As weird as it may seem at first, the primary economic problem right now is that the global economy looks like it is growing again. There is no doubt that it continues on an upturn, but the mere fact that whatever economic statistic has a positive sign in front of it ends up being classified as some variant of strong. That’s how this works in mainstream analysis, this absence of any sort of gradation where if it’s negative it’s bad (though in 2015 lots of negatives were shrugged off as immaterial so as to avoid any acknowledgement of bad) but if it’s positive it can only be good.
This is exactly how the US labor market is being treated. The headline payroll number was +228k for November, thus classified as “strong” when it is anything but. Using historical comparisons to properly calibrate our interpretations, +228k is significantly less than the average growth required to be reasonably consistent with a truly healthy economy. In fact, that level of growth is serious below where the labor market needs to be, meaning that next month there would have to be +400k in payrolls just for it to get back on track averaging +311k.
There’s absolutely no chance of that happening, which means something entirely different than “strong.”
So it is with other economic statistics around the rest of the world where actual growth levels are such a distant memory what is clearly far short of a minimal gain appears to be otherwise. China’s General Administration of Customs reports that the Chinese export of goods in November 2017 rose 12.3% year-over-year. That’s the highest rate of expansion since March.
Given that, and that the rate was double digits no less, the estimate is being characterized in the same way the US payroll figure is.
China reported strong growth Friday in both exports and imports in November in a reassuring sign for the world’s second-biggest economy.
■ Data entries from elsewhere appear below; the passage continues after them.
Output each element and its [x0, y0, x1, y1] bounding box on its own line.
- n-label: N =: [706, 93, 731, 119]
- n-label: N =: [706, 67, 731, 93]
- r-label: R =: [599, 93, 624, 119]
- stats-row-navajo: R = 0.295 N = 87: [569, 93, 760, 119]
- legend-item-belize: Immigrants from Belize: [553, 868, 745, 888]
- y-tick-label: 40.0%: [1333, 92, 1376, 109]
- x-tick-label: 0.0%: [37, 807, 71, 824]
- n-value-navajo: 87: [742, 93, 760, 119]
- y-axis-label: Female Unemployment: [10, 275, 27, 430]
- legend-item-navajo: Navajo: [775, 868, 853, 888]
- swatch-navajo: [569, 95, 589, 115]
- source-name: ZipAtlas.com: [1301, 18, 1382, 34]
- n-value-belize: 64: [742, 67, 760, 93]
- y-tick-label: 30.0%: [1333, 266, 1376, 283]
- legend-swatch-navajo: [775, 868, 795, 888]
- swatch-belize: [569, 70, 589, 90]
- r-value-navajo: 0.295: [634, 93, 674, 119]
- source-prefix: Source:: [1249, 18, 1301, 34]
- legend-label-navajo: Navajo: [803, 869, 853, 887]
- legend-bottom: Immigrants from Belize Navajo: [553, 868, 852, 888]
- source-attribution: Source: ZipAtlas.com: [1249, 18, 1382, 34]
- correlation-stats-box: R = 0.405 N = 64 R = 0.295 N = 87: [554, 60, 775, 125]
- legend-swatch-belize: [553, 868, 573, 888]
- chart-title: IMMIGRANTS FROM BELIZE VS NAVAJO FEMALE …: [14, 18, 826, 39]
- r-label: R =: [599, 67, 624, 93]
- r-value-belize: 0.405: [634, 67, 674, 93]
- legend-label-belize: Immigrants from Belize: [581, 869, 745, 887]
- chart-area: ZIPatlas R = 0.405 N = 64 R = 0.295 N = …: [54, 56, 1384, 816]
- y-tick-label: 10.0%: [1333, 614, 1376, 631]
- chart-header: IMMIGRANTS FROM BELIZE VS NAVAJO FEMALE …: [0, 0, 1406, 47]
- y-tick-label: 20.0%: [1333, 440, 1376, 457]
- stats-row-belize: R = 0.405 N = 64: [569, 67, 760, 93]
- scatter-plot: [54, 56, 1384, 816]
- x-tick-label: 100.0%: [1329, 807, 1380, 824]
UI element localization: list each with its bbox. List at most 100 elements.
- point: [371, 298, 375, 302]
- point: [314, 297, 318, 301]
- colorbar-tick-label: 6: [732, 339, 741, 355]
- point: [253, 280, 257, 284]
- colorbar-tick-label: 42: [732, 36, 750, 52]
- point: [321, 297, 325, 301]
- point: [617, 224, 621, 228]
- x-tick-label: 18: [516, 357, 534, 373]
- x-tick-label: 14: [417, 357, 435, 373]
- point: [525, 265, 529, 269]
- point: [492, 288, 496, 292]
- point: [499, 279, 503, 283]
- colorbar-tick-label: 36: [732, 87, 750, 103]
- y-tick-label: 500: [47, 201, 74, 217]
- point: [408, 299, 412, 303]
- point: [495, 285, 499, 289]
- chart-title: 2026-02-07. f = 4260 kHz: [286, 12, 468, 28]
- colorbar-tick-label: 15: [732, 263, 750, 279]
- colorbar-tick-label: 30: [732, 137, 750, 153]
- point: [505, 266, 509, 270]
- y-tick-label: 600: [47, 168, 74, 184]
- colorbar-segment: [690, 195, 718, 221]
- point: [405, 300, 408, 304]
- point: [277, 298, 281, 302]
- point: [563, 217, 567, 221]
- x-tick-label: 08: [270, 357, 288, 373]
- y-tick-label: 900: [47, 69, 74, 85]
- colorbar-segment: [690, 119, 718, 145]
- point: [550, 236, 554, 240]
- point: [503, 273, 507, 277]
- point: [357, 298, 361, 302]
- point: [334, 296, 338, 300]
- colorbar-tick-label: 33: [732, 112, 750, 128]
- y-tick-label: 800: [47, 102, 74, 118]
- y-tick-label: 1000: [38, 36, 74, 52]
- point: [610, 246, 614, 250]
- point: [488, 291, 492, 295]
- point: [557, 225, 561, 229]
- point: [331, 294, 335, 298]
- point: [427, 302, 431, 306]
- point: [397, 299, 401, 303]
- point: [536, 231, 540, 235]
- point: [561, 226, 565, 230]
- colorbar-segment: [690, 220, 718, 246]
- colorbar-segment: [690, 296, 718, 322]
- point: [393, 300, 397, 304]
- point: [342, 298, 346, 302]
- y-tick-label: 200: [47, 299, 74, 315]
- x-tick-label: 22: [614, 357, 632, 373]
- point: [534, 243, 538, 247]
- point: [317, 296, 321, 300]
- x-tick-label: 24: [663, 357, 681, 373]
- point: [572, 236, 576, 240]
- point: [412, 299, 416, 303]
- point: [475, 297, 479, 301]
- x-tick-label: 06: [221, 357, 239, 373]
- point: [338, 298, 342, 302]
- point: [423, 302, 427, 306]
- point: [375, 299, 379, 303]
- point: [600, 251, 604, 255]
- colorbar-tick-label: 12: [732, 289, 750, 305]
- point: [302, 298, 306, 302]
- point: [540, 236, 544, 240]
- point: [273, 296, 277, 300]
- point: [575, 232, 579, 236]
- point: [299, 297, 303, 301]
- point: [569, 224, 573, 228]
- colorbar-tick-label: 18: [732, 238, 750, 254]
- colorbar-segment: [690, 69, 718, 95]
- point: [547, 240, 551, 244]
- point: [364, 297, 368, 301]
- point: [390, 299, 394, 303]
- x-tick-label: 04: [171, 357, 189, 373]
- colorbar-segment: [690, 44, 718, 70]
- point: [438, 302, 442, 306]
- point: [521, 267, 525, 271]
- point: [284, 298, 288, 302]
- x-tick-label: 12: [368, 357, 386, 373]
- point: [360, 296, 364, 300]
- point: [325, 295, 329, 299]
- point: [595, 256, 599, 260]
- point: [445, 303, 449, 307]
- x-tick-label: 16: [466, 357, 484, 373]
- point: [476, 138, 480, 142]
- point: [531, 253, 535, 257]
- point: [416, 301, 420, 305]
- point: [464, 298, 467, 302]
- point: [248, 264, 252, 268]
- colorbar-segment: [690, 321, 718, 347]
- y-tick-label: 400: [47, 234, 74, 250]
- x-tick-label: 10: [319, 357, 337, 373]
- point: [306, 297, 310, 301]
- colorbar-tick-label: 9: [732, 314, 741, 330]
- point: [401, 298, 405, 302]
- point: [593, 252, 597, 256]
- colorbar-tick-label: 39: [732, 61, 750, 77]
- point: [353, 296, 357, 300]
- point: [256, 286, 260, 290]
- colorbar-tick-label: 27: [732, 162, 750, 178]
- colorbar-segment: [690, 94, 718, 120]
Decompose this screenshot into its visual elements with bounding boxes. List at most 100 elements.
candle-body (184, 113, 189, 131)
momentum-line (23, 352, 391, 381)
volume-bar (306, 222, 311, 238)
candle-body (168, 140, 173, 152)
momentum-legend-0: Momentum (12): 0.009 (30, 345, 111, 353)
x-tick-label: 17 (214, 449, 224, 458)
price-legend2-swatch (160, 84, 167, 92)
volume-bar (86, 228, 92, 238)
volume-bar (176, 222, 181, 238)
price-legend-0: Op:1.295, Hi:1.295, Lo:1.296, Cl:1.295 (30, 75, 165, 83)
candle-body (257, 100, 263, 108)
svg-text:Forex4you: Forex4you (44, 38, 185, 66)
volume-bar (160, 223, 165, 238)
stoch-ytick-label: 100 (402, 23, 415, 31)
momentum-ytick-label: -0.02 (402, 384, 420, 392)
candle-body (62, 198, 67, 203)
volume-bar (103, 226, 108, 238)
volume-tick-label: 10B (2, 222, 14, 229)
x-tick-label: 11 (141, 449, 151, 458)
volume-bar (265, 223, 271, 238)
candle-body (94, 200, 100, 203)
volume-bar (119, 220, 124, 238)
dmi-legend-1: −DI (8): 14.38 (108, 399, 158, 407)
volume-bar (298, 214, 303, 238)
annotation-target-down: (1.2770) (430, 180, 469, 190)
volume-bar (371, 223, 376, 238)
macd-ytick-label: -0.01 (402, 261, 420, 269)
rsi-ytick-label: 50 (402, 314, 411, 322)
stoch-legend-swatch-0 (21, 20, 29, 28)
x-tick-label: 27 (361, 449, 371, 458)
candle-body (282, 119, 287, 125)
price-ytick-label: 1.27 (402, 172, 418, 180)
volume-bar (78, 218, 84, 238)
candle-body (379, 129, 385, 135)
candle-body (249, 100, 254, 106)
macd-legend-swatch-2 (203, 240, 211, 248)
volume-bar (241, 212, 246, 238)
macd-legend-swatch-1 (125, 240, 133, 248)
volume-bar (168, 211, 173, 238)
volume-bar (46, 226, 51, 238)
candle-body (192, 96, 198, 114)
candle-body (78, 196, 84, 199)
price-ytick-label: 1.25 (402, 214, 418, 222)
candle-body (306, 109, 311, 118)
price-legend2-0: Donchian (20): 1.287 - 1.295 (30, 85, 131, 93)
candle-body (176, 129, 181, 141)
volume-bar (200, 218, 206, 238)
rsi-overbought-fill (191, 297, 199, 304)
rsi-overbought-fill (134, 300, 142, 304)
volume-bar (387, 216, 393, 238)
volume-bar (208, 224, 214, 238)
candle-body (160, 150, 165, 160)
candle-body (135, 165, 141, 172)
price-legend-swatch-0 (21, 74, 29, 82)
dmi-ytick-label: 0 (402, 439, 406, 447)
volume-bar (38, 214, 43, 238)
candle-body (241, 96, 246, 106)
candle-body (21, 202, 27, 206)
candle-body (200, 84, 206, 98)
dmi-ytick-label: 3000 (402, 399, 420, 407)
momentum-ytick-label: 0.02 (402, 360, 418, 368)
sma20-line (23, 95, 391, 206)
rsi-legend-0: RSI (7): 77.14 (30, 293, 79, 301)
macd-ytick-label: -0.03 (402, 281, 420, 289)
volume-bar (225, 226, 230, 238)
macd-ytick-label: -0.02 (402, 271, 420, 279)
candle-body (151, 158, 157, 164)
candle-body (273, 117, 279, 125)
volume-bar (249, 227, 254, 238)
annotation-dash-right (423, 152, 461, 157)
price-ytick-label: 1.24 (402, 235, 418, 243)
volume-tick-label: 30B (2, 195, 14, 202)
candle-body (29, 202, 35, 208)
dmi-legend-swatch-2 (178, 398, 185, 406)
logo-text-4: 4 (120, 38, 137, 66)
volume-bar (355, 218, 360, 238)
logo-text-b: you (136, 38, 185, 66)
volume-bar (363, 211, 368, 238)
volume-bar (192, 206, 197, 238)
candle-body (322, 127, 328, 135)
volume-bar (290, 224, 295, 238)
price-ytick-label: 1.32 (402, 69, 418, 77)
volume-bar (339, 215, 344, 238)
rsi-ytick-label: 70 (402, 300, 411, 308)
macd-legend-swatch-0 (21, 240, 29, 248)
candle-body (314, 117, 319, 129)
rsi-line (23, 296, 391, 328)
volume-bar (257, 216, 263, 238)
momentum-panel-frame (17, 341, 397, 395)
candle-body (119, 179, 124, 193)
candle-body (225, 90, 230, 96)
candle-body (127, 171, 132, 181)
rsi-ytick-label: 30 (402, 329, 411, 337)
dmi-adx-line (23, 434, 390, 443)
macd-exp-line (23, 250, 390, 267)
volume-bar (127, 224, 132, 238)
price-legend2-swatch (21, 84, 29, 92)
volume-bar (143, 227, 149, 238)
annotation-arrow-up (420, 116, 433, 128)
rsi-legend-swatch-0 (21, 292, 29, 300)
Like the labor report, that just isn’t the case. From 2012 to 2014, as the global economy slowed significantly, impacting China’s export economy more than anywhere else, still export growth was frequently in double digits. In the 36 months between the start of 2012 and the end of 2014, Chinese exports grew by more than 10% thirteen times, including four in 2014 alone just before the drop into prolonged “unexpected” contraction.
By contrast, between January 2002 and October 2008, exports failed to register 15% growth or more only four times out of those 82 months; and two of those were early in 2002 at the tail end of the global dot-com recession, the third in early 2007, and the last in February 2008 just before Bear Stearns blew up. That’s a robust trend, unquestionably strong.
The occasional double-digit month just doesn’t amount to growth, nor does +12% add up to a good result even in isolation. A real, meaningful economic advance is marked by unambiguously good months not just once in a while but all the time in succession. It takes off and never looks back. Fits and starts, uneven growth here and there, is a sign of continued trouble – especially if it immediately follows a serious downturn.
We can apply the same standards on the import side, too, where growth rates have been more positive than those on the export side. Some of that is the leftover from 2016’s official “stimulus” push, some the continuing base effects of commodity prices, and more than a little has to do with oil payments from Africa in lieu of repaying past China “dollar” lending with eurodollar “currency.”
Imports rose 17.7% year-over-year for China in November, which is nominally better than that side of trade during 2012-14 but again not meaningfully so. By comparison, in prior periods following such sustained contraction as in Chinese imports 2015-16, growth would immediately jump to 40-60% sustained.
The current 6-month average of 15.7% sounds terrific if only outside of context. Better than bad isn’t always good, and in a lot of cases there is still some degree of bad between bad and good. Economic growth is subject to gradation, and should never be classified according to some misconceived binary matrix. The lackluster expansion in US jobs is in every way connected to the same in Chinese exports.
I’ve written consistently before that this right here amounts to the worst case, which is not recession or even a deep contraction. That might get people’s attention. This mild, uninspired, and ultimately shallow global upturn is in every way insufficient to spark actual growth. That means the global economy will remain stuck without it for however long this mini-cycle ultimately lasts (though if the repo market is any indication, and it certainly has been in the past, it shouldn’t be an extended one).
All the urgency for real solutions that built up through the “rising dollar” period, including casting suspicion finally in the direction of previously infallible and supposedly courageous central banks, has simply vanished because all the numbers turned positive again – just as they did 2013-14. We never get anywhere because just when it seems we might turn the corner in appreciating what’s really wrong the whole thing slides mildly better and the mainstream runs off into a fairy tale.
What’s left isn’t just waiting for the inevitable next one, it’s also realizing that the whole world grows worse, becomes that much farther behind, in the waiting. This is so very clearly the worst case, these good months that aren’t.